The former head of the U.S. Centers for Disease Control's Southeast Asian operations calls the issue "an unavoidable challenge" facing the public health community.

"If there's a pandemic, we will and should be held accountable," says Dr. Scott Dowell, who last month finished a four-year stint as director of the CDC's International Emerging Infections Program. The program is headquartered in Thailand.

"These papers are going to be sitting there saying: 'You were told in 2005 that it was theoretically possible to contain it and what did you do to try? Now that it's devastated the world's population with mortality and economic devastation and so forth - what were you all doing?'
But trying might not be the right thing, possibly even harmful if the attempt produced a mutant virus resistant to oseltamivir, the only available antiviral known effective against H5N1. The drug's maker, Swiss-based Roche Pharmaceuticals, is discussing with WHO a significant donation for a rapid-deployment stockpile.

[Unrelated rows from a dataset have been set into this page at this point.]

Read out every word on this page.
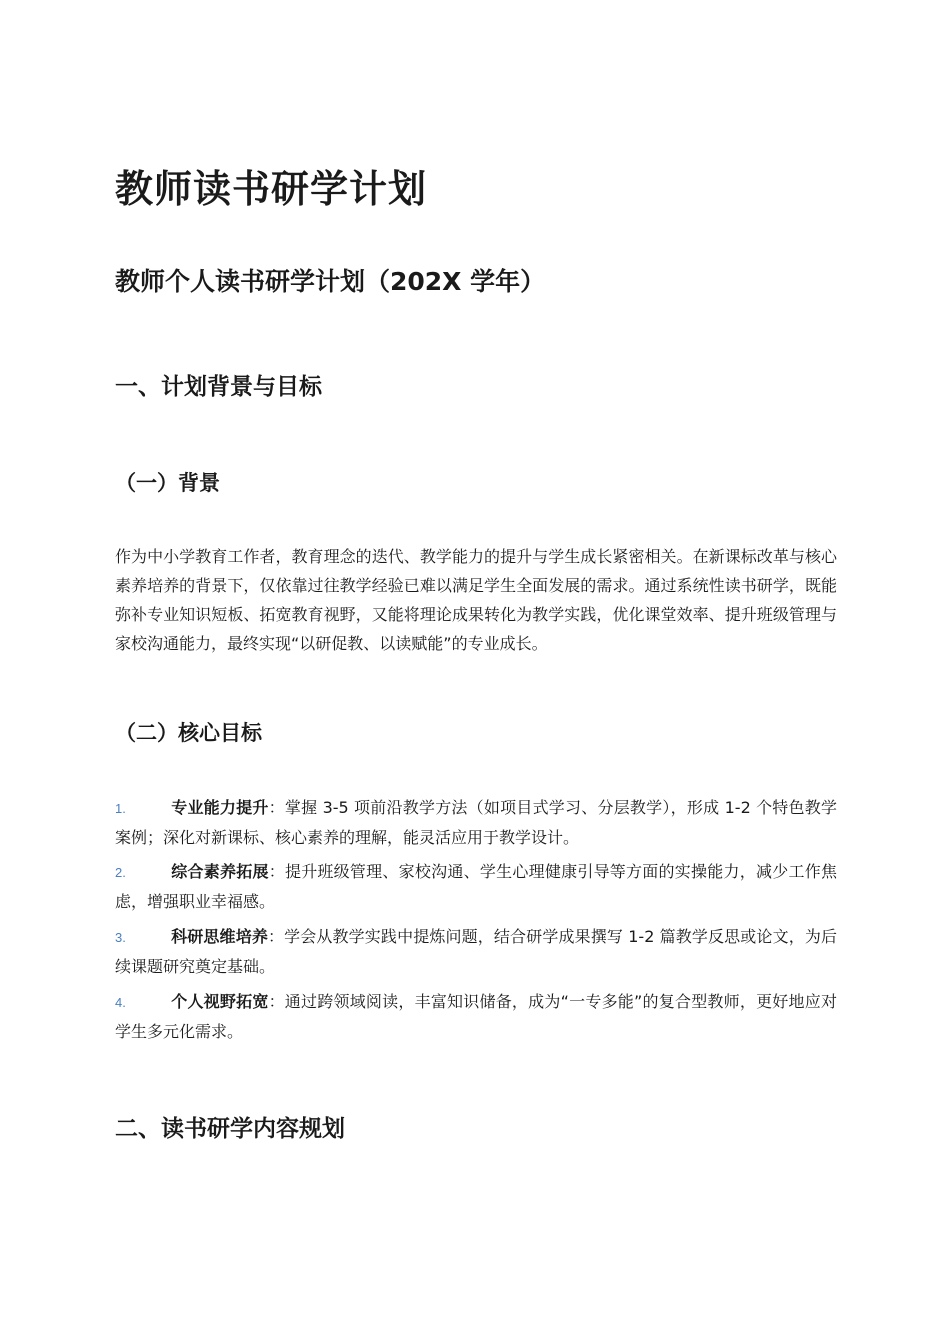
教师读书研学计划
教师个人读书研学计划（202X 学年）
一、计划背景与目标
（一）背景

作为中小学教育工作者，教育理念的迭代、教学能力的提升与学生成长紧密相关。在新课标改革与核心素养培养的背景下，仅依靠过往教学经验已难以满足学生全面发展的需求。通过系统性读书研学，既能弥补专业知识短板、拓宽教育视野，又能将理论成果转化为教学实践，优化课堂效率、提升班级管理与家校沟通能力，最终实现“以研促教、以读赋能”的专业成长。

（二）核心目标
1.	专业能力提升：掌握 3-5 项前沿教学方法（如项目式学习、分层教学），形成 1-2 个特色教学案例；深化对新课标、核心素养的理解，能灵活应用于教学设计。
2.	综合素养拓展：提升班级管理、家校沟通、学生心理健康引导等方面的实操能力，减少工作焦虑，增强职业幸福感。
3.	科研思维培养：学会从教学实践中提炼问题，结合研学成果撰写 1-2 篇教学反思或论文，为后续课题研究奠定基础。
4.	个人视野拓宽：通过跨领域阅读，丰富知识储备，成为“一专多能”的复合型教师，更好地应对学生多元化需求。
二、读书研学内容规划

Even if available, however, it will likely not work:
[Public Health Canada's] Dr. Arlene King, head of the respiratory diseases section, shares the view that containment of an emerging pandemic would not be possible at this point.

"Simply because the proposed strategy could work in theory doesn't mean it would work in practice," King says, adding significant investment would be needed to bring systems in many Asian countries to a level where containment might be feasible.
And then there's the politicians, grasping at whatever good news they can find so as not to face the fact it was their negligence that left us unprepared. The Center for Infectious Disease Research and Policy's Dr. Michael Osterholm, expresses it this way:
"What I worry about is because of these models, policy-makers or other world leaders will just say: 'Well, this is all we need to do. . . . We've got it covered. We're just going to stop it in its tracks,' " says [Osterholm], who has been one of the most vocal proponents of pandemic preparedness.

"Far too often models take on a precision which they do not deserve. And for policy makers in particular that precision implies some kind of authority or expertise which is not valid," cautions Osterholm . ..
As they say in Minnesota: "You betcha!"